1. A method of making a CFET device, comprising: the method comprises the following steps:

s1, providing a substrate; epitaxially growing a superlattice laminate on the substrate, the superlattice laminate including an I-channel layer therein;

s2, sequentially depositing a II-type channel layer, a first interface oxide layer, a silicon nitride layer and an amorphous silicon layer on the upper surface of the laminated layer of the superlattice;

s3, patterning the amorphous silicon layer through photoetching and etching processes to form a top die, and depositing a second interface oxide layer on the top die and the surface of the exposed silicon nitride layer;

s4, etching the second interface oxide layers on the upper surface of the top die, so that the second interface oxide layers on the two sides of the top die form side walls;

s5, continuing to etch the silicon nitride layer and the first interface oxide layer by taking the side wall and the top die as masks to form a silicon nitride die and an interface oxide die;

s6, etching the II-type channel layer and the superlattice laminate by taking the side wall and the top mould as masks to form an I-type channel structure of the first stack part, and then etching away the top mould and part of the side wall;

s7, continuing etching by taking the reserved side wall as a mask pair, and etching a silicon nitride mandrel and an interface oxidation mandrel formed by the silicon nitride die and the interface oxidation die until a II-type channel layer is exposed between adjacent interface oxidation mandrels, so as to form a II-type channel structure of a second stack part;

s8, etching the side wall, the silicon nitride core die and the interface oxidation core die which are reserved, and continuing etching the superlattice lamination to the substrate layer, so that the substrate layer is partially etched, and a plurality of fins distributed periodically are formed;

s9, making periodically distributed dummy gates in the direction perpendicular to the fin line;

s10, forming an I-shaped surrounding grid structure which is completely arranged around the I-shaped channel structure; and a type II surrounding gate structure disposed entirely around the type II channel structure; the crystal plane direction of the I-type channel structure in the first stack part is perpendicular to the crystal plane direction of the II-type channel structure in the second stack part.

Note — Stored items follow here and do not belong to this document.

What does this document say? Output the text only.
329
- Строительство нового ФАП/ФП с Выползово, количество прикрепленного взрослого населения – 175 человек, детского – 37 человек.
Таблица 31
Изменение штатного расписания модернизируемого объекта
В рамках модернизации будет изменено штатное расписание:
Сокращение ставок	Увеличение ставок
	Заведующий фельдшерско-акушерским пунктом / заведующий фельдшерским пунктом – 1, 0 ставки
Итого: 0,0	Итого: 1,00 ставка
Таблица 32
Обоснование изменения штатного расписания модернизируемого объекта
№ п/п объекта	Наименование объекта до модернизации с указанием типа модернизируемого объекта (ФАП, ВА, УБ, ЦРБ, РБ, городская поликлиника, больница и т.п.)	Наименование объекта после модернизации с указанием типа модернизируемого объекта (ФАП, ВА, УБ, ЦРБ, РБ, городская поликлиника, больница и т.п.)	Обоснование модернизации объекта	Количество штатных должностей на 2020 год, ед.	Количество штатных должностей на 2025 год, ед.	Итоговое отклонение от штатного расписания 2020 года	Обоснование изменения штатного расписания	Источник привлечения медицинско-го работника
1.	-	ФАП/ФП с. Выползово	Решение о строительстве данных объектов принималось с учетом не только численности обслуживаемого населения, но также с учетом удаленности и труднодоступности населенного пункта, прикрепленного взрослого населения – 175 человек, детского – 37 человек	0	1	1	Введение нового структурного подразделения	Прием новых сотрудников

2. The method according to claim 1, characterized in that: the crystal face direction of the I-type channel structure in the first stack part is vertical, and the crystal face direction of the II-type channel structure in the second stack part is horizontal.

3. The method according to claim 1 or 2, characterized in that: the I-type channel structure is an nFET channel and the II-type channel structure is a pFET channel.

4. The method according to claim 1 or 2, characterized in that: the I-type channel structure is a pFET channel and the II-type channel structure is an nFET channel.

5. The method according to claim 1 or 2, characterized in that: the I-type surrounding grid structure and the II-type surrounding grid structure are electrically connected to form a complementary field effect transistor.

6. The method according to claim 1 or 2, characterized in that: the I-type channel structure is formed of I-type Si and the II-type channel structure is formed of II-type Si.

7. The method according to claim 1, characterized in that: the I-type surrounding grid structure comprises an I-type metal grid work function layer; the type II surrounding gate structure includes a type II metal gate work function layer.

8. The method according to claim 7, wherein: the I-type metal gate work function layer is a TiN, taN, tiNx, taNx, tiNSi layer or a composite layer of a plurality of layers.

9. The method according to claim 8, wherein: the II-type metal gate work function layer is a Al, tiAl, tiAlx, tiAlCx, tiCx, taCx layer or a composite layer of a plurality of layers.